The final report by the 9/11 Public Discourse Project (PDP), whose key members headed the September 11 Commission, was released today. It’s a shocking report card on the federal government’s actions — that is, lack of actions — on actual homeland security, in terms of how closely it followed the Commission recommendations.
To summarize, the nominal appointment of a central director of intelligence was just about the only substantial achievement. Five initiatives, encompassing “adequate radio spectrum for” police and firemen, “homeland security” funds allocation, “pre-screening” at airports, and “the overall intelligence budget,” were given failing grades. The only A given, not including potential ones upon passage in Congress, went to our fight against “terrorism financing,” though the report notes that “the State Department and Treasury Department are engaged in unhelpful turf battles, and the overall effort lacks leadership.”

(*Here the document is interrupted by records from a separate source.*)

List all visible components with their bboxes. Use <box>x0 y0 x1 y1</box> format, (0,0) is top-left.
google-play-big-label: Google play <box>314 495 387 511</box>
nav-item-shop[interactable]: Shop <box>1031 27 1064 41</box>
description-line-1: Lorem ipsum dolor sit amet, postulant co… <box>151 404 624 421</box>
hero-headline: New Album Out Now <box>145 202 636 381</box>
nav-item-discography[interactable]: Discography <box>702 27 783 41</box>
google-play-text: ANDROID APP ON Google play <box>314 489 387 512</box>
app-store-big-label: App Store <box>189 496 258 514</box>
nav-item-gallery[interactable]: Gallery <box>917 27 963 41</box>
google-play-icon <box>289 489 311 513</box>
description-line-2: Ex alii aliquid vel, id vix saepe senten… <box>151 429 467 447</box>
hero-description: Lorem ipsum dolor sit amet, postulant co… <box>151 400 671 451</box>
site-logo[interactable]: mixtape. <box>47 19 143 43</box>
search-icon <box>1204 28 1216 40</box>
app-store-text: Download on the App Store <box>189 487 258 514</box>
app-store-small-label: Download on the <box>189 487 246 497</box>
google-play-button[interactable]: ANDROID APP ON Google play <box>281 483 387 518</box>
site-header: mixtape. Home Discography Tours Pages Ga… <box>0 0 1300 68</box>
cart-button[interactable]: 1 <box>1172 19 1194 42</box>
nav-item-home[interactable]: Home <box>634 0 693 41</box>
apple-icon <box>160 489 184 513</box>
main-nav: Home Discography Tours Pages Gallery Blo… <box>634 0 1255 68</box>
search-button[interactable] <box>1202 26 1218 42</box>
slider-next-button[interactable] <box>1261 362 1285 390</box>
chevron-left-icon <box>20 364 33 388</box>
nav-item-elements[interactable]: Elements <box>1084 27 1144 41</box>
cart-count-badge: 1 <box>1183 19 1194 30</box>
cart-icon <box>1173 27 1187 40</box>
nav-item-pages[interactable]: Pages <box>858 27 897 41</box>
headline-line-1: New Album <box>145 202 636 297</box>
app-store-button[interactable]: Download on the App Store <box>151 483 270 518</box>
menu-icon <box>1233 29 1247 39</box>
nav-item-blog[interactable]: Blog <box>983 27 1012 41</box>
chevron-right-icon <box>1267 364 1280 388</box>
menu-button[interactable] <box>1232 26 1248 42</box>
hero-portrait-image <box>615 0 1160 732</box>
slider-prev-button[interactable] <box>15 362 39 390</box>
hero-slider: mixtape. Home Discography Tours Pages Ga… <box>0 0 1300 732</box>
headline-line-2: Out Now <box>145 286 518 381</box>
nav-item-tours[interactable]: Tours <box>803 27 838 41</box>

The PDP report caps several months of “recommendations” papers: ‘Homeland Security, Emergency Preparedness and Response’ (Part I), ‘Reforming the Institutions of Government’ (Part II), and ‘Foreign Policy, Public Diplomacy, and Nonproliferation’ (Part III).
Whether what went wrong can be placed with “bureaucratic molasses” (George Will’s term) or the PDP’s “turf battles,” or the sort of ‘pork politics’ that directly underlied the failure to fund state anti-terrorism efforts based on “risk and vulnerability,” is not as important as figuring out why we have failed so dramatically and how to remedy it. All the while, our soldiers continue to be ordered to fight a war that does nothing to help our security, and has in fact greatly undermined it. These failures of our government, in what amounts to a colossal dereliction of duty to protect the American people, constitute impeachable offenses. Or, at the very least, a nation-wide referendum in lieu of a Congressional no-confidence vote.
Objections to this idea would center on the charge of politicizing September 11. This is ridiculous. My very point is that no real substantive actions are being taken at the federal level to protect us at the least, much less prevent another attack, while in the name of the atrocities we have been responsible for a host of new ones, with our troops made into worms for Pentagon fishermen. So who is doing the exploiting? It is too late to clear our name; talk is cheap. The best thing for all of us now is as definite a close to the White House’s war as possible in the fastest possible time. That is not immediate withdrawal, as such an option is out of the question because we’ve already fucked up so much. But I’m sick of this talk about “indefinite” deployment, and “enduring” bases. Our soldiers are sick, they’re dying, they’re maimed and brutalized. They want to come home; they deserve the honor our government has denied them.
Our failure has no one point of blame. But one man does preside over the government, and a lot of the responsibility ultimately rests with him. And if that is politicization, or some unfair cheap shot, then the words “democracy” or “republic” might as well be stripped out of public consciousness, burned and forgotten, for it would have meaning no longer.